Melaju dengan kecepatan tinggi mengejar mimpi memang tidak menjadi suatu yang salah. Namun perlu diingat, semakin cepat melajukan kendaraan Anda semakin besar pula potensi bahaya yang akan mengancam nyawa Anda.
Maka menyiapkan beberapa perlengkapan demi menjaga keselamatan adalah menu wajib bagi kita, salah satunya dengan memastikan rem kendaraan kita sedang dalam kondisi yang baik.
Rem adalah salah satu alat yang bisa menghentikan laju kendaraan saat kita ingin berhenti karena sudah tiba di tempat tujuan atau ketika sedang menghadapi situasi tak terduga yang memaksa kita harus menghentikan kendaraan kita. Rasanya akan sangat sulit mengendarai kendaraan bila tanpa dilengkapi dengan rem atau bahkan dengan kondisi rem yang tidak optimal.
Kehidupan manusia tak ubanya kendaraan, ada saat melaju dengan mulus, ada kala kita juga harus berjalan di jalan yang berlubang, bahkan untuk beberapa waktu kita juga harus memanjat. Lalu, apa yang akan menjadi rem bagi kita ketika saat dihadapkan dengan situasi yang membahayakan?
Istigfar adalah rem seperti halnya suatu alat yang ada pada kendaraan untuk menghentikan laju kecepatan. Pertanyaannya, apakah rem untuk manusia sama pentingnya dengan rem yang digunakan pada kendaraan?
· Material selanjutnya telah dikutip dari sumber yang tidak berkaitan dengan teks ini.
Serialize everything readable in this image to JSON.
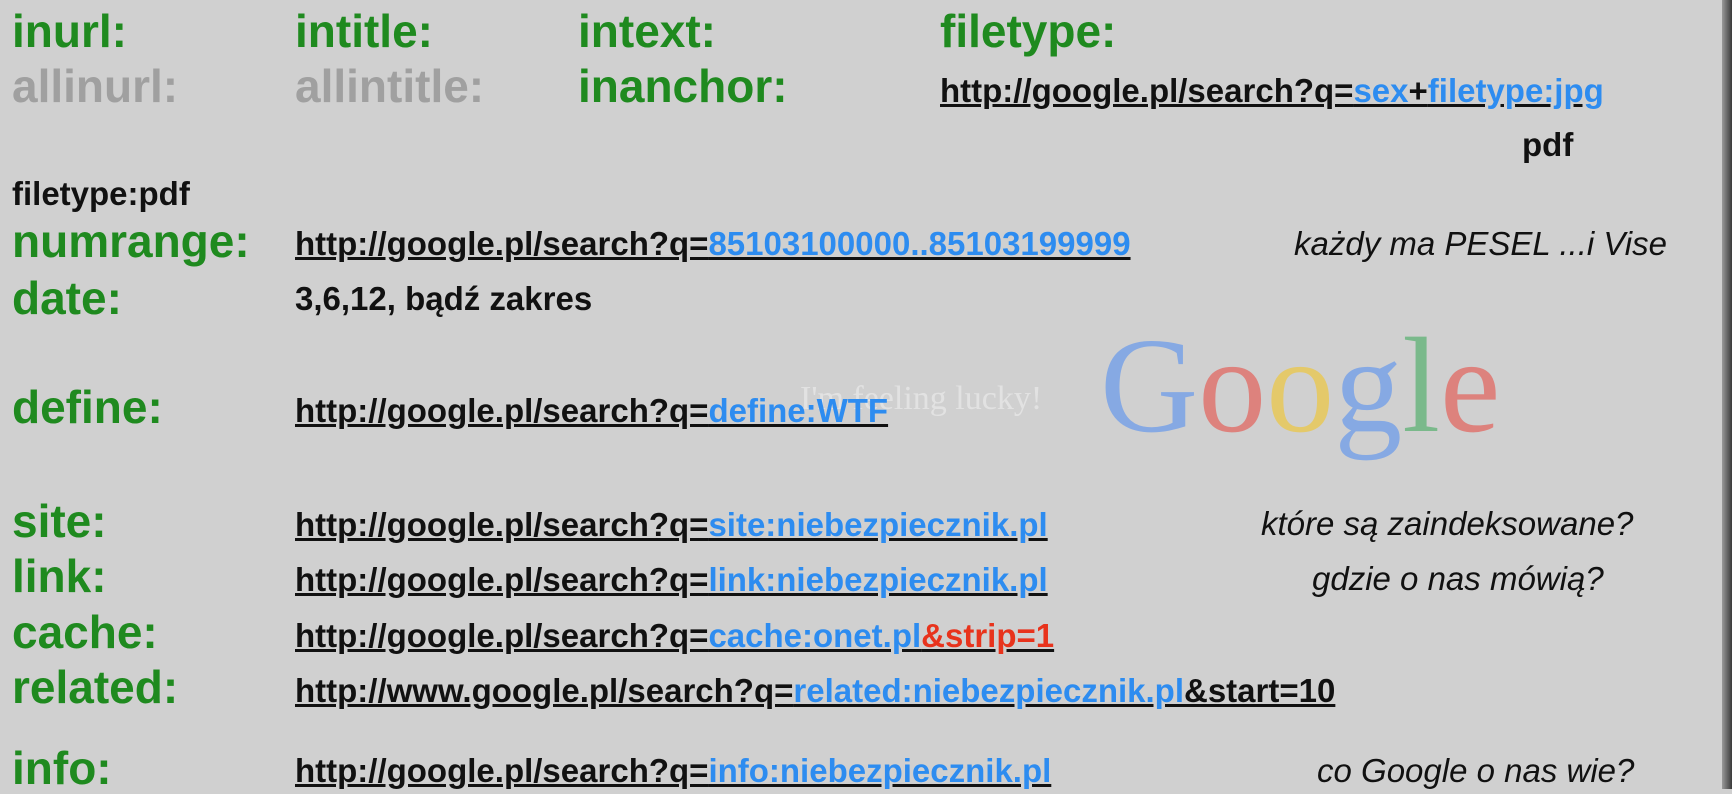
{
  "operators_row1": [
    "inurl:",
    "intitle:",
    "intext:",
    "filetype:"
  ],
  "operators_row2": [
    "allinurl:",
    "allintitle:",
    "inanchor:"
  ],
  "filetype_example": {
    "prefix": "http://google.pl/search?q=",
    "term": "sex",
    "plus": "+",
    "query": "filetype:jpg",
    "alt": "pdf"
  },
  "filetype_pdf": "filetype:pdf",
  "numrange": {
    "label": "numrange:",
    "prefix": "http://google.pl/search?q=",
    "query": "85103100000..85103199999",
    "note": "każdy ma PESEL ...i Vise"
  },
  "date": {
    "label": "date:",
    "text": "3,6,12, bądź zakres"
  },
  "define": {
    "label": "define:",
    "prefix": "http://google.pl/search?q=",
    "query": "define:WTF"
  },
  "site": {
    "label": "site:",
    "prefix": "http://google.pl/search?q=",
    "query": "site:niebezpiecznik.pl",
    "note": "które są zaindeksowane?"
  },
  "link": {
    "label": "link:",
    "prefix": "http://google.pl/search?q=",
    "query": "link:niebezpiecznik.pl",
    "note": "gdzie o nas mówią?"
  },
  "cache": {
    "label": "cache:",
    "prefix": "http://google.pl/search?q=",
    "query": "cache:onet.pl",
    "suffix": "&strip=1"
  },
  "related": {
    "label": "related:",
    "prefix": "http://www.google.pl/search?q=",
    "query": "related:niebezpiecznik.pl",
    "suffix": "&start=10"
  },
  "info": {
    "label": "info:",
    "prefix": "http://google.pl/search?q=",
    "query": "info:niebezpiecznik.pl",
    "note": "co Google o nas wie?"
  },
  "watermark": {
    "lucky_text": "I'm feeling lucky!",
    "google_letters": [
      "G",
      "o",
      "o",
      "g",
      "l",
      "e"
    ],
    "google_colors": [
      "#4a8af4",
      "#e8433b",
      "#f5c518",
      "#4a8af4",
      "#34a853",
      "#e8433b"
    ]
  },
  "colors": {
    "operator": "#1f8a1f",
    "operator_grey": "#a0a0a0",
    "link_blue": "#2d8cf0",
    "highlight_red": "#e8331c",
    "background": "#d0d0d0"
  }
}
Lebih kurangnya adalah sama, bahkan semakin banyak beban yang harus kita tanggung, semakin membutuhkan kondisi rem yang baik juga. Seperti orang bijak berkata, "Jangan seperti kayu yang tidak sempat mengatakan tidak pada api."
Maknanya apa? Kita bebas untuk memainkan peran kita, atau melajukan kendaraan kita dengan kecepatan yang kita inginkan. Tapi, kita juga harus siap ketika situasi buruk yang tak terduga menimpa kita. Karena di saat kita telah menjadi abu semua sudah terlambat, apalah arti abu dari kayu yang sudah di bakar.